Sarin se lança. Elle rejeta sa cape en arrière sans la détacher. Elle s’exposait tout autant aux regards des gardes. Mais il lui répugnait de l’ôter complètement. La conserver sur elle la rassurait.

— Vous jouez un tempo lent au début, réclama Cali, puis vous essayez de me suivre.

— Aucun problème, répondit Nëjya. Tu as une préférence pour le rythme ?

— Faites ce que vous pouvez, je m’adapterai.

— Tu arriveras ?

— Je pratique mon art depuis presque trente ans.

Nëjya était abasourdie. Elle n’imaginait pas la danseuse aussi âgée. Si on considérait qu’elle avait commencé à apprendre vers trois ans, comme la plupart des professionnelles, elle pourrait être sa mère. Elle avait moins d’écart avec Orellide qu’avec elle-même. Et pourtant, elle donnait l’impression de n’être qu’une grande sœur. Quel était son secret ? Elle regarda cette femme, moins jeune qu’elle ne le paraissait, prendre la pose.

Sarin porta la flûte à sa bouche, orientée vers le côté, à la surprise des gardes. Puis elle joua une longue note tenue avant d’improviser sur un tempo lent, auquel s’ajouta le contrepoint feutré de l’instrument de Nëjya, comme l’avait réclamé Cali. Le spectacle commença.

Les mouvements étaient fluides. On avait l’impression qu’elle ne possédait pas d’articulations, tant ses gestes étaient souples. Elle tournait, mais si doucement qu’on se demandait comment elle pouvait prendre de telles positions sans tomber. Respectant ses consignes, les musiciennes augmentèrent la cadence et la danse s’accéléra.

Les gardes étaient tombés sous le charme.

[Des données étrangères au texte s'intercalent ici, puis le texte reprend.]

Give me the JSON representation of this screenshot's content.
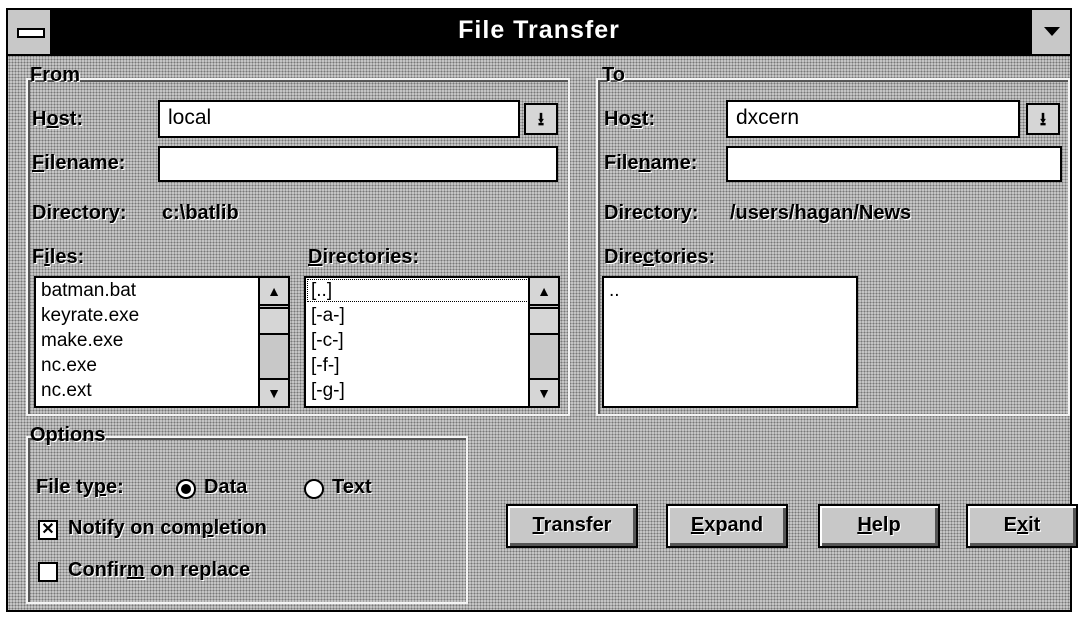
{
  "window": {
    "title": "File Transfer"
  },
  "from": {
    "group_label": "From",
    "host_label": "Host:",
    "host_value": "local",
    "filename_label": "Filename:",
    "filename_value": "",
    "directory_label": "Directory:",
    "directory_value": "c:\\batlib",
    "files_label": "Files:",
    "files": [
      "batman.bat",
      "keyrate.exe",
      "make.exe",
      "nc.exe",
      "nc.ext"
    ],
    "directories_label": "Directories:",
    "directories": [
      "[..]",
      "[-a-]",
      "[-c-]",
      "[-f-]",
      "[-g-]"
    ]
  },
  "to": {
    "group_label": "To",
    "host_label": "Host:",
    "host_value": "dxcern",
    "filename_label": "Filename:",
    "filename_value": "",
    "directory_label": "Directory:",
    "directory_value": "/users/hagan/News",
    "directories_label": "Directories:",
    "directories": [
      ".."
    ]
  },
  "options": {
    "group_label": "Options",
    "file_type_label": "File type:",
    "file_type_options": [
      "Data",
      "Text"
    ],
    "file_type_selected": "Data",
    "notify_label": "Notify on completion",
    "notify_checked": true,
    "confirm_label": "Confirm on replace",
    "confirm_checked": false
  },
  "buttons": {
    "transfer": "Transfer",
    "expand": "Expand",
    "help": "Help",
    "exit": "Exit"
  },
  "icons": {
    "system_menu": "system-menu-icon",
    "minimize": "minimize-icon",
    "combo_arrow": "dropdown-arrow-icon",
    "scroll_up": "scroll-up-icon",
    "scroll_down": "scroll-down-icon"
  }
}
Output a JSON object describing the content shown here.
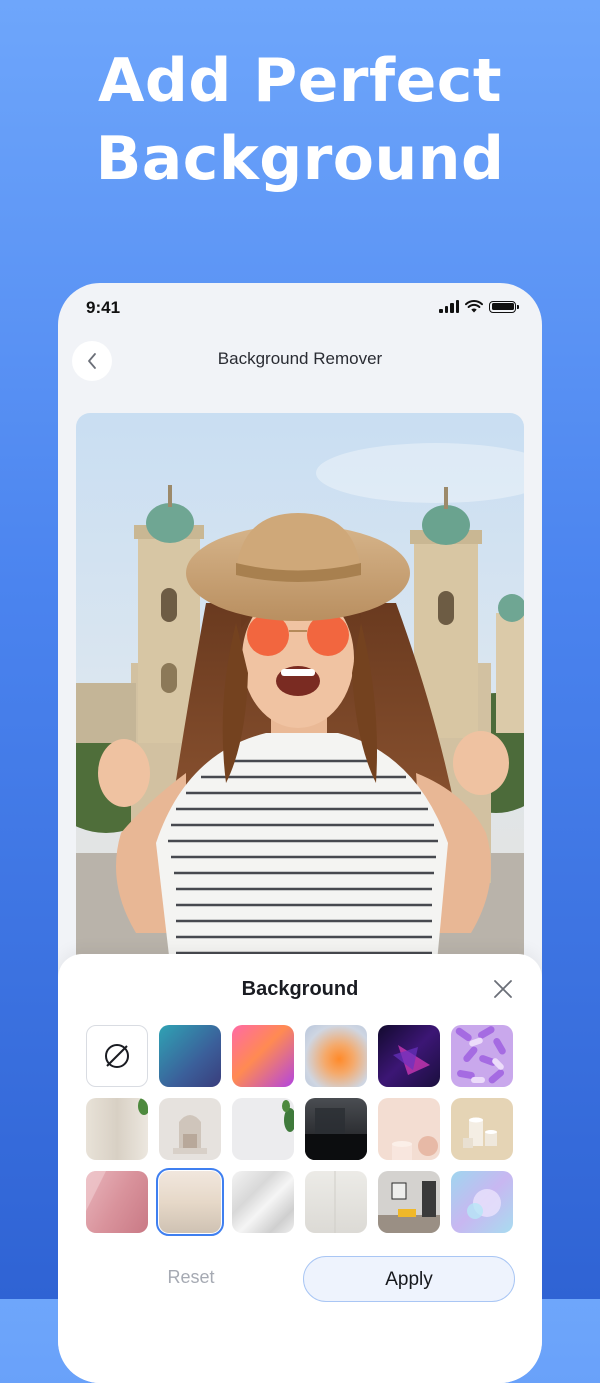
{
  "headline": {
    "line1": "Add Perfect",
    "line2": "Background"
  },
  "status_bar": {
    "time": "9:41"
  },
  "nav": {
    "title": "Background Remover",
    "back_icon": "chevron-left-icon"
  },
  "photo": {
    "subject": "woman in sun hat and red sunglasses in front of church towers"
  },
  "sheet": {
    "title": "Background",
    "close_icon": "close-icon",
    "swatches": [
      {
        "name": "none-swatch",
        "icon": "no-background-icon"
      },
      {
        "name": "teal-gradient-swatch"
      },
      {
        "name": "pink-orange-gradient-swatch"
      },
      {
        "name": "blur-orange-swatch"
      },
      {
        "name": "purple-abstract-swatch"
      },
      {
        "name": "lilac-capsules-swatch"
      },
      {
        "name": "wood-plant-swatch"
      },
      {
        "name": "arch-niche-swatch"
      },
      {
        "name": "light-grey-plant-swatch"
      },
      {
        "name": "dark-studio-swatch"
      },
      {
        "name": "peach-pedestal-swatch"
      },
      {
        "name": "beige-cylinders-swatch"
      },
      {
        "name": "rose-terrazzo-swatch"
      },
      {
        "name": "cream-gradient-swatch",
        "selected": true
      },
      {
        "name": "white-silk-swatch"
      },
      {
        "name": "light-wall-swatch"
      },
      {
        "name": "room-interior-swatch"
      },
      {
        "name": "holographic-swatch"
      }
    ],
    "reset_label": "Reset",
    "apply_label": "Apply"
  },
  "colors": {
    "accent": "#3f7ff0",
    "bg_top": "#6ea6fb",
    "bg_bottom": "#2f63d4"
  }
}
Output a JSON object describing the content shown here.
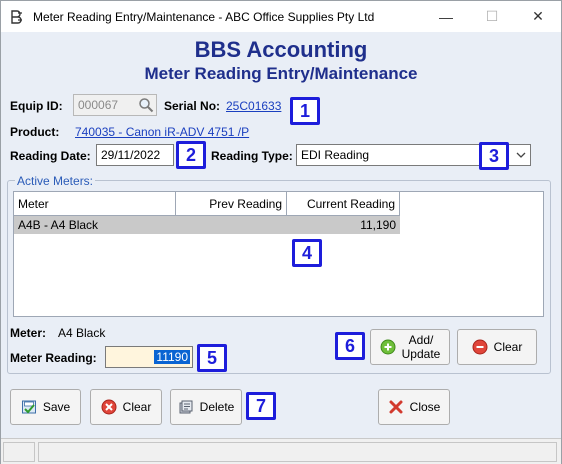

Au début, ils n’avaient d’yeux que pour la nudité de Sarin. Mais ils l’avaient oubliée pour admirer la danseuse. Nëjya les comprenait. Elle-même devait se concentrer pour jouer sans se laisser distraire.

Elle accéléra encore. Le rythme était maintenant endiablé. Les pirouettes de Cali étaient si rapides qu’on avait du mal à en distinguer les détails. Ses cheveux bruns volaient autour d’elle en une couronne mouvante.

Une dernière mesure. Puis elles terminèrent par une longue note tenue. Cali s’immobilisa dans une position impossible.

Les gardes applaudirent. Cali les salua avant de prendre une autre posture. Ils s’installèrent plus confortablement pour la suite du spectacle. Pourtant Nëjya sentait que cela ne suffirait pas. Ce n’était qu’un hors-d’œuvre. Elle estimait que d’ici deux ou trois danses, ils ne voudraient plus se contenter de les regarder. Le visage fermé de Cali était éloquent, elle en était consciente. Et elle le redoutait. « Au moins, elle aime les hommes, pensa-t-elle. » Elle se reprocha aussitôt son égoïsme. Cali aimait un homme, un seul, et il ne figurait pas parmi ceux-là. Cela serait une épreuve aussi pénible pour l’une que pour l’autre. Deirane avait intérêt à réussir son coup, quel qu’il fût.